When growth goes out of a market, the normal reaction is to restrain further exposure to the sector you are in, and diversify into other exposures, to broaden the portfolio risk.

However, the coming low-growth period will probably see every player considering this strategy, and the consequence will be a significant heightening of competitive pressure. Already, banks are re-orienting their growth plans away from residential mortgage lending, with more focus on general business lending. Some finance companies (eg Provincial Finance) have announced a shift in their approach as well. Others are doing it without fanfare.

Competition is going to get tough in 2006 and 2007 for finance companies.

What should management do?

To be ready for these pressures, finance company management will need to focus on some key things. These will include:

- Compromise less on your credit quality standards, and raise those standards if necessary.

- Ensure your margin requirements are being met.

- Ensure you have the capacity to stay on top of existing loan contract performance. React early, and ensure you have the capacity to handle a significant increase in arrears or defaults.

- Ensure provisioning is adequate for a changed trading environment.

- Only diversify into areas your organisation has both the skill and capacity to handle, and where you can add real value for clients. Avoid me-to offerings.

Investors have different priorities.

They need to ensure they have a broad diversification to the various finance company sectors. Just being diversified between a number of different finance companies is of no value if all those finance companies are exposed to the same client sector.

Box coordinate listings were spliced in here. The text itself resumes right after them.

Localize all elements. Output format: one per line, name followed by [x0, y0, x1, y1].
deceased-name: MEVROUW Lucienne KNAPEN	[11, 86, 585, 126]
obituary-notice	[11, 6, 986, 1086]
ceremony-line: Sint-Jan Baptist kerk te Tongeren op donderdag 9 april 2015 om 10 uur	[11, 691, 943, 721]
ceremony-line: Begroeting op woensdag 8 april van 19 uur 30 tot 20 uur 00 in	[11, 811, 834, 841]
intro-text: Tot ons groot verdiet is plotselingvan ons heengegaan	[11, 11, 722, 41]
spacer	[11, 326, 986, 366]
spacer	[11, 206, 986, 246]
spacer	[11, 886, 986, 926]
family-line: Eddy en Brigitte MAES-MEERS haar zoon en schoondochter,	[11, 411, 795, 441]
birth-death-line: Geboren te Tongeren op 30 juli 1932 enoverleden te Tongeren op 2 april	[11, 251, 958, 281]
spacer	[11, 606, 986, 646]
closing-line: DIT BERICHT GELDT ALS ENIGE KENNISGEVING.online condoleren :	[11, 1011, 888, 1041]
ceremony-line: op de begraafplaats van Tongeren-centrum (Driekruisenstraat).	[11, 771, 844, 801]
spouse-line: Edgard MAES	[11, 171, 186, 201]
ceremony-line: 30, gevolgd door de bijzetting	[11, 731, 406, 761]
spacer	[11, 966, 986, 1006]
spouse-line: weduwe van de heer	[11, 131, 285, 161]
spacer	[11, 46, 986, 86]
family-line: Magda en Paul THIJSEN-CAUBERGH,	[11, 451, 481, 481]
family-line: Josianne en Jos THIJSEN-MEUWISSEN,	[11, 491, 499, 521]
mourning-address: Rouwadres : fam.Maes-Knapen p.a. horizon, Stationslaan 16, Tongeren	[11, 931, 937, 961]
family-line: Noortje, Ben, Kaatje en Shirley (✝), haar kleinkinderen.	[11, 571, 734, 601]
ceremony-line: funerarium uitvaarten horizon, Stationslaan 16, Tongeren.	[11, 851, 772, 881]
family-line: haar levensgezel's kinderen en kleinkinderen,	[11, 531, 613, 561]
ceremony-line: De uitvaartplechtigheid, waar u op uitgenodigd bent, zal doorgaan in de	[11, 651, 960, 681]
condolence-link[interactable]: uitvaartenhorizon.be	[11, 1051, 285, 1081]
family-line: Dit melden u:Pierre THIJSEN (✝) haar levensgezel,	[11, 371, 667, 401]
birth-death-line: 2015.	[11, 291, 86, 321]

Pick the sectors you think may have an easier time of handling slower economic growth, and lower your exposure to those who will have a tougher time.

Lower your priorities for a higher return, and raise your priorities for capital protection. Understand balance sheet strengths, balance sheet quality measures, and especially liquidity and maturity profiles.

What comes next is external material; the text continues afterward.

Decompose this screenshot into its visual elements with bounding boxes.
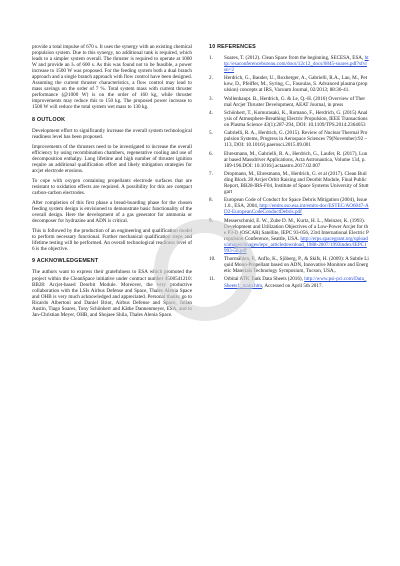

There is no great harm in raising your 'risk premium' requirements, but in a no-growth environment financial fundamentals will offer the better protection

Individual depositors should use the services of a qualified investment adviser. Choose one that makes their selections, and bases their recommendations, on research.

2006 and 2007 will be challenging for depositors. Nobody knows whether there will be finance company failures. But they may be no more likely than managed funds or share equity failures. Finance company fundamentals have improved significantly over the past few years and most are in good shape going into a soft period.

It is now up to finance company managements to maintain these improvements in the face of slower opportunities. Confidence building measures will always help. These will include early release of trading results, and interim results - and, conspicuous increases in provisioning.

Depositors can help also, by seeking earlier reporting from companies who have accepted their deposit funds, and by staying loyal to companies who do the right thing by keeping strength and quality up, even if it is at the expense of short-term profitability.